Considerado o mais forte registrado no país neste século, o abalo deixou cerca de 500 pessoas feridas e registrou pouco mais de 179 mortes. Diante da gravidade da situação, o governo colombiano decretou situação de emergência, o que permitiu mobilizar recursos adicionais, acelerar contratações e coordenar respostas entre diferentes níveis de governo.
Cidades atingidas
O tremor foi sentido em amplas áreas do território colombiano e alcançou países vizinhos, provocando evacuações, interrupções de serviços e adiamento de eventos esportivos. Em centros urbanos como Cali, Pereira e Manizales, relatos apontam para danos expressivos em edificações públicas e privadas, além de colapso parcial da infraestrutura de saúde e transporte. Enquanto isso, a capital, Bogotá, registrou principalmente rachaduras superficiais, mas também cenas de ruas cheias e sirenes contínuas.

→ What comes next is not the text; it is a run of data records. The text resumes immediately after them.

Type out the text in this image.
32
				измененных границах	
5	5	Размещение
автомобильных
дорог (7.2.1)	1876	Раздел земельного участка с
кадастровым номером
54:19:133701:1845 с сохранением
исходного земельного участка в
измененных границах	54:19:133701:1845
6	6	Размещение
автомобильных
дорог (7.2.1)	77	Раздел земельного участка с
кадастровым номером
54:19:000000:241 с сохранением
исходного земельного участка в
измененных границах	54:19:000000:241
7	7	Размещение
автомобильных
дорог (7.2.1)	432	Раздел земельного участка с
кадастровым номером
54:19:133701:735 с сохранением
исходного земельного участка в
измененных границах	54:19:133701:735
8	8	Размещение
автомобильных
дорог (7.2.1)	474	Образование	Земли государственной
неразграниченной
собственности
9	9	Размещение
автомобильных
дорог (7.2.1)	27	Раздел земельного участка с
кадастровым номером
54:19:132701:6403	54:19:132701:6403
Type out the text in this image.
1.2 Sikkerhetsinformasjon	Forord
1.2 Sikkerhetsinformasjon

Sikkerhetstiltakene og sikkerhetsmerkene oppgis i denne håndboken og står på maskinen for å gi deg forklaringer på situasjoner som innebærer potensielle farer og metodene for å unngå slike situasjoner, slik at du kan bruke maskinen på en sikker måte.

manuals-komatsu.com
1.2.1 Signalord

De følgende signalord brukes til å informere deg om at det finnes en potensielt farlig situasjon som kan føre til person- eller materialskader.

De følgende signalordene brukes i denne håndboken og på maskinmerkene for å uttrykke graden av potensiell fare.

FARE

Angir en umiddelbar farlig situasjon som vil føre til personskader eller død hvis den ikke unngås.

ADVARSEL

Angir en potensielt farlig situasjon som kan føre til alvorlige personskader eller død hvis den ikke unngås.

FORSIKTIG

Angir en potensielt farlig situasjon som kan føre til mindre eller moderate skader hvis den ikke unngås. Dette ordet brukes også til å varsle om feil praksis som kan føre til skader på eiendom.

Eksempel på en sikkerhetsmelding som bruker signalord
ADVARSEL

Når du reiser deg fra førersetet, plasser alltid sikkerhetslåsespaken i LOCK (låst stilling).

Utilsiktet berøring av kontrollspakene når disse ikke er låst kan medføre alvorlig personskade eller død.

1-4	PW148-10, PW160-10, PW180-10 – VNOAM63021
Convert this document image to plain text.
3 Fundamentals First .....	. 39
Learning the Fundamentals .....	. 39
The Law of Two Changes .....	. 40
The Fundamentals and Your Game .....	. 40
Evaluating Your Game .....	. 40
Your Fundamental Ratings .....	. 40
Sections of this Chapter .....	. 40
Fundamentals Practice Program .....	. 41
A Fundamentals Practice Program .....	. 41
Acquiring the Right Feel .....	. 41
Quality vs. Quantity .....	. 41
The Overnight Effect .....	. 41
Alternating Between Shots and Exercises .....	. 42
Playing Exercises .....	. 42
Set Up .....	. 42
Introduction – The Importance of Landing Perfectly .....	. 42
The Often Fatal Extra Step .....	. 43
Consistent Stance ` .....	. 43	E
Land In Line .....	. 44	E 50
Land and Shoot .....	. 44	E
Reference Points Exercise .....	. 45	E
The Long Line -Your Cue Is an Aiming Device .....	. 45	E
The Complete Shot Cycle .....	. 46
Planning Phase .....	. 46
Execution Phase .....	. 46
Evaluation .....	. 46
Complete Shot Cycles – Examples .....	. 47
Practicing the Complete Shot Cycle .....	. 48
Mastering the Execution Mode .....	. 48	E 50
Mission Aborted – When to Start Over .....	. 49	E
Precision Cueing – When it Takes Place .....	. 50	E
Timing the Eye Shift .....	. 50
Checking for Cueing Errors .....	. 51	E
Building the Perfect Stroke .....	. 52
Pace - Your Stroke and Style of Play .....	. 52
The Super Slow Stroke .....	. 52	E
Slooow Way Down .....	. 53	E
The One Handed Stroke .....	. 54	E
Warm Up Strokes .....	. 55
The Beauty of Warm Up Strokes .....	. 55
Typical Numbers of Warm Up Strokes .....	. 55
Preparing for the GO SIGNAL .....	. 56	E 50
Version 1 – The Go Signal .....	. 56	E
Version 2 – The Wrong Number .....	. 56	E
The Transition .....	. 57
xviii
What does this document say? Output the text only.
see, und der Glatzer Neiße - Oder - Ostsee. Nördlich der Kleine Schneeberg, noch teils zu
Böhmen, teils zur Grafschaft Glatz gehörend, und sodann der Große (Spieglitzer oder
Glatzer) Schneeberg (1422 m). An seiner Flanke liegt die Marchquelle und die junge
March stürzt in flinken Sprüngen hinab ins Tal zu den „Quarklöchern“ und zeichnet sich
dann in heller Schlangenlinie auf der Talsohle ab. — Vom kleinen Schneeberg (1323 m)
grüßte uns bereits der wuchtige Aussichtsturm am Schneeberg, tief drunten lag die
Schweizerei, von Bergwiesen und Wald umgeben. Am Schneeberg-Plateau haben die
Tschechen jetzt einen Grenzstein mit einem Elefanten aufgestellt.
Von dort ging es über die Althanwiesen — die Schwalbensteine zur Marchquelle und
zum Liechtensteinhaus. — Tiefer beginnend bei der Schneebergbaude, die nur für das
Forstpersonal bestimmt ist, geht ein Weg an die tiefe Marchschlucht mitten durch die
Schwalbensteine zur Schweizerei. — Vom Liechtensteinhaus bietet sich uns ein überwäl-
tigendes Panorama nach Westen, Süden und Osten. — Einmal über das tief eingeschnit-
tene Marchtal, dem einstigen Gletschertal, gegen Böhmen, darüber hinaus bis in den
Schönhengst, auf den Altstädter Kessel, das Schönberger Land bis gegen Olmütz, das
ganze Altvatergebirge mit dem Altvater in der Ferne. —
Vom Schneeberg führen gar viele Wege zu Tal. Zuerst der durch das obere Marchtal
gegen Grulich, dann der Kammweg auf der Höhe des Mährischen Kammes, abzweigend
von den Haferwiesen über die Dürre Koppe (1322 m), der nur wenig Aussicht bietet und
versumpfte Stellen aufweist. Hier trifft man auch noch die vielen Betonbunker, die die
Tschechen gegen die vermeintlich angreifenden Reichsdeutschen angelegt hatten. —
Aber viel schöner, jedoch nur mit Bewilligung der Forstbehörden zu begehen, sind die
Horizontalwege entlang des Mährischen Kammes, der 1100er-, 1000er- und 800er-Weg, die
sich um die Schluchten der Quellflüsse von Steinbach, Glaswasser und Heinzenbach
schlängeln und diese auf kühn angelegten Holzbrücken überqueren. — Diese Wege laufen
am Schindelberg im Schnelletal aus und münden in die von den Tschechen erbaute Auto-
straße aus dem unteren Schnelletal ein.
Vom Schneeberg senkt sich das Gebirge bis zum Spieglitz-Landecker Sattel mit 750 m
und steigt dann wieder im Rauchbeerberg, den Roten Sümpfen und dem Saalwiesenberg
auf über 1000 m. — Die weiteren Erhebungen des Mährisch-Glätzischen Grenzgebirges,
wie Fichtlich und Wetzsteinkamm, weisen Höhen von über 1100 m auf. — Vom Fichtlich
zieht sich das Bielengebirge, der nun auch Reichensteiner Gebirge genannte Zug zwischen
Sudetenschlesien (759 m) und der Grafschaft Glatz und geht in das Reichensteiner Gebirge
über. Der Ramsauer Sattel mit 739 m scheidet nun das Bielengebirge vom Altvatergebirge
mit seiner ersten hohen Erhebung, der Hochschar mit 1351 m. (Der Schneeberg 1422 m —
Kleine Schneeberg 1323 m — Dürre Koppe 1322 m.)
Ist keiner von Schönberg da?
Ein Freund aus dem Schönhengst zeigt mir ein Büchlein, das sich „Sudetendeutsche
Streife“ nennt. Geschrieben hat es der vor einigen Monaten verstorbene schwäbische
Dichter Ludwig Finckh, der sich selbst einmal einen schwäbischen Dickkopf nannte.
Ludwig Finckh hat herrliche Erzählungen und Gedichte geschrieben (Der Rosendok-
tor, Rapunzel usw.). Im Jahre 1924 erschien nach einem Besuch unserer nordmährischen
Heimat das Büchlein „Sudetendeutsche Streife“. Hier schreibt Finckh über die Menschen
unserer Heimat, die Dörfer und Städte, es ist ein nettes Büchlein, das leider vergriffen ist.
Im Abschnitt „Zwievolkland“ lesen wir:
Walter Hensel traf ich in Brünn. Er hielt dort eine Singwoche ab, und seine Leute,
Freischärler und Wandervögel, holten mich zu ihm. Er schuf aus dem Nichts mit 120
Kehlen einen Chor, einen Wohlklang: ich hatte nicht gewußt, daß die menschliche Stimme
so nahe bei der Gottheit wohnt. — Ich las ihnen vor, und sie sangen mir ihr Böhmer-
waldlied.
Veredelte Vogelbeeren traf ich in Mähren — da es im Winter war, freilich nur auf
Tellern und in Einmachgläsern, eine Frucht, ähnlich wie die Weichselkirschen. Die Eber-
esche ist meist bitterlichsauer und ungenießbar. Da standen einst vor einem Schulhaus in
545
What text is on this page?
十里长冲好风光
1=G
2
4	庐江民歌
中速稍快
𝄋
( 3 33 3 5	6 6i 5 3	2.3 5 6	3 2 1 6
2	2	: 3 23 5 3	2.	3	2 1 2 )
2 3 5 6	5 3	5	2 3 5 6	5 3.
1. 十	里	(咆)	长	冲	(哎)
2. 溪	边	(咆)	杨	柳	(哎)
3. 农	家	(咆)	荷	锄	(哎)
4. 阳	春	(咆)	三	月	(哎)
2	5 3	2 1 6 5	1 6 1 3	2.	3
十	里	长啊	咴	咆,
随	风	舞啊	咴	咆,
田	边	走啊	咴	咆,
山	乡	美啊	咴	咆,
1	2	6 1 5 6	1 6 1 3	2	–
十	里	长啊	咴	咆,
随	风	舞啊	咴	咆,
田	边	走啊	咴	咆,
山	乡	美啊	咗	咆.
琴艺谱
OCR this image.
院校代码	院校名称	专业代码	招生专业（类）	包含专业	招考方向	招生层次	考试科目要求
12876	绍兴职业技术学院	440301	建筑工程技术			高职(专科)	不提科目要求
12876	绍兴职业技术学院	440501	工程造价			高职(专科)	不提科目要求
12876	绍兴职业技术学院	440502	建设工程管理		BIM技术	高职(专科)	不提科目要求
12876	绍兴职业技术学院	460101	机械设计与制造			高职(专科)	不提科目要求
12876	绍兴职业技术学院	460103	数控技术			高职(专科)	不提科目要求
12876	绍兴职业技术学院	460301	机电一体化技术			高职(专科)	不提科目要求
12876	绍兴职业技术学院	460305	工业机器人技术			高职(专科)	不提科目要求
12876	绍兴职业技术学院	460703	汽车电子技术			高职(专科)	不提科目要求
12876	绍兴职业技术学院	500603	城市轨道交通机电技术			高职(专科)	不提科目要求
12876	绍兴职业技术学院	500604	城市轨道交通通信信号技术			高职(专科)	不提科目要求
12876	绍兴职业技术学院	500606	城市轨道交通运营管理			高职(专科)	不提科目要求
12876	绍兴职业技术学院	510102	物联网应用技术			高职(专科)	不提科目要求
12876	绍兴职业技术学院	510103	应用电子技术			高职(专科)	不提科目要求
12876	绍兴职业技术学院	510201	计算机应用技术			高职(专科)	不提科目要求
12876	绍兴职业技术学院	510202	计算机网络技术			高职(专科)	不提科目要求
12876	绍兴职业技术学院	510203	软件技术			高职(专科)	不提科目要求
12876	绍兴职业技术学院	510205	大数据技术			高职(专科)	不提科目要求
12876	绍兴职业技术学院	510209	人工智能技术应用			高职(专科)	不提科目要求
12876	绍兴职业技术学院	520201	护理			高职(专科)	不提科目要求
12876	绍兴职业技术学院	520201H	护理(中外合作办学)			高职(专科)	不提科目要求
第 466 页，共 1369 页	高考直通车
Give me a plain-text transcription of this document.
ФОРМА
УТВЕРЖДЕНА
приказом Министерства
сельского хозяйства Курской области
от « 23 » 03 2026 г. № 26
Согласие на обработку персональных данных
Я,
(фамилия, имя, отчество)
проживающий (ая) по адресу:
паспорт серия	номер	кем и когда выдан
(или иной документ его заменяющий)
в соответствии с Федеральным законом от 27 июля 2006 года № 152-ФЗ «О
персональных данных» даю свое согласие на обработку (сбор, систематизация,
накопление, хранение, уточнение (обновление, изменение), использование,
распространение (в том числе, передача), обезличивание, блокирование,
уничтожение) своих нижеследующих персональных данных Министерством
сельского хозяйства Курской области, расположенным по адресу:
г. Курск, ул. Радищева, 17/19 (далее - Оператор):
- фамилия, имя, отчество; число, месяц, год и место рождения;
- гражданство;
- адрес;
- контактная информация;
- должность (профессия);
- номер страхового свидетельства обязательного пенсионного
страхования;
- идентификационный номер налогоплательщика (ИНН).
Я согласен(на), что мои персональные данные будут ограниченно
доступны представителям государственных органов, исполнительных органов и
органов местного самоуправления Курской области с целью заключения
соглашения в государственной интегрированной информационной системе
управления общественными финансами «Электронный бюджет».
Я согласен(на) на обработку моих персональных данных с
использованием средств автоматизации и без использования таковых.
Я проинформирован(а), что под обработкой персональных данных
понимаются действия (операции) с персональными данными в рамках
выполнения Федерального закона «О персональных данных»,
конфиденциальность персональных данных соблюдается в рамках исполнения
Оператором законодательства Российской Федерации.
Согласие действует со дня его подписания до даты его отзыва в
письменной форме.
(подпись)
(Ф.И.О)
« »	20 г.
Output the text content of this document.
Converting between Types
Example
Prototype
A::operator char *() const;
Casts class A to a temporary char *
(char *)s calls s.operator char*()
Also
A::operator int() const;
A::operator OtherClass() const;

Em nível comunitário, bairros inteiros passaram a lidar com falta de energia, dificuldade de acesso à água potável e interrupções no transporte público. Moradores se organizaram em redes de ajuda mútua, compartilhando alimentos e oferecendo abrigo a quem perdeu a casa.
Quais foram os impactos sociais e esportivos do terremoto na Colômbia?
O terremoto não se restringiu a danos materiais. A vida cotidiana foi alterada em vários níveis, desde o funcionamento de escolas e hospitais até a realização de eventos esportivos de grande alcance. Competições de futebol marcadas para a mesma semana foram suspensas, tanto no calendário local quanto em partidas da Copa Libertadores e da Copa Sul-Americana que ocorreriam em território colombiano.